Prop A forces their hand. They will have to approve the cadet classes regardless of how the “reimagining” is going. Should Prop A fail, they’ll be emboldened to reimagine for years, delaying classes as they see fit, all while APD continues to shrink.

In all likelihood there will be some increased costs, but the city’s estimates are most certainly far too high. Maybe they’ll try punishing us by trying to meet those estimates, but there’s not much we can do about that outside of voting these people out in favor of more fiscally responsible candidates that might actually want to be good stewards of our money.

And before I move on, I want to clarify, unequivocally, that I want Prop A to pass. I don’t know that the 2/1000 is necessarily the right ratio - maybe it is, maybe it’s not, but the ratio we have now is unacceptable. And I actually agree with Adler when he says that he hopes for a day when we don’t need police officers. It’s utopian, for sure, and maybe one day we’ll get to that point, but it won’t be for a long time as many societal and cultural shifts must occur first, and Adler isn’t the man to lead us there. The alternative, which is a gutted, hamstrung, reimagined APD, will be much worse.

We rely on, through taxes and laws, our police officers to do many things. Generally, we can’t afford private security. So as imperfect as our police department might be, it’s something that we are forced to pay for, so we should demand that it’s properly staffed.

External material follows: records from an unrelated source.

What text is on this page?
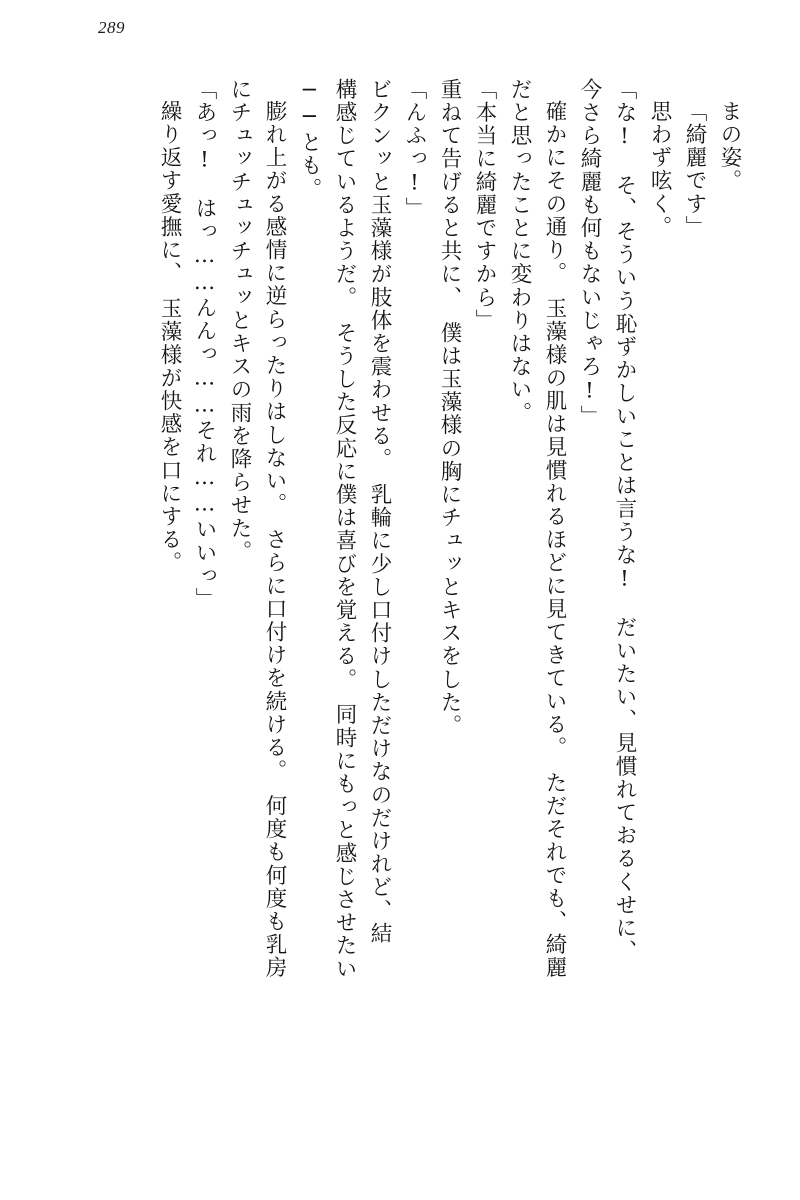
289
まの姿。
「綺麗です」
思わず呟く。
「な!　そ、そういう恥ずかしいことは言うな!　だいたい、見慣れておるくせに、
今さら綺麗も何もないじゃろ!」
確かにその通り。　玉藻様の肌は見慣れるほどに見てきている。　ただそれでも、綺麗
だと思ったことに変わりはない。
「本当に綺麗ですから」
重ねて告げると共に、　僕は玉藻様の胸にチュッとキスをした。
「んふっ!」
ビクンッと玉藻様が肢体を震わせる。　乳輪に少し口付けしただけなのだけれど、結
構感じているようだ。　そうした反応に僕は喜びを覚える。　同時にもっと感じさせたい
──とも。
膨れ上がる感情に逆らったりはしない。　さらに口付けを続ける。　何度も何度も乳房
にチュッチュッチュッとキスの雨を降らせた。
「あっ!　はっ……んんっ……それ……いいっ」
繰り返す愛撫に、　玉藻様が快感を口にする。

Prop A needs to pass if for no other reason, Mayor Adler, Greg Casar, and all the others need another spanking. They need to be taught that they can’t be so extreme, placing the burdens and costs upon all of us, in the future. We, as Austinites, need to see if they will follow through on their threats of cutting other essential services instead of their pet projects. Austin needs to see who these people really are. If all they try to do is raise our taxes, they can’t go above 3.5% without a city wide vote, and they will probably do that anyway. So it’s just about the threats of cuts. I say, “bring it on.”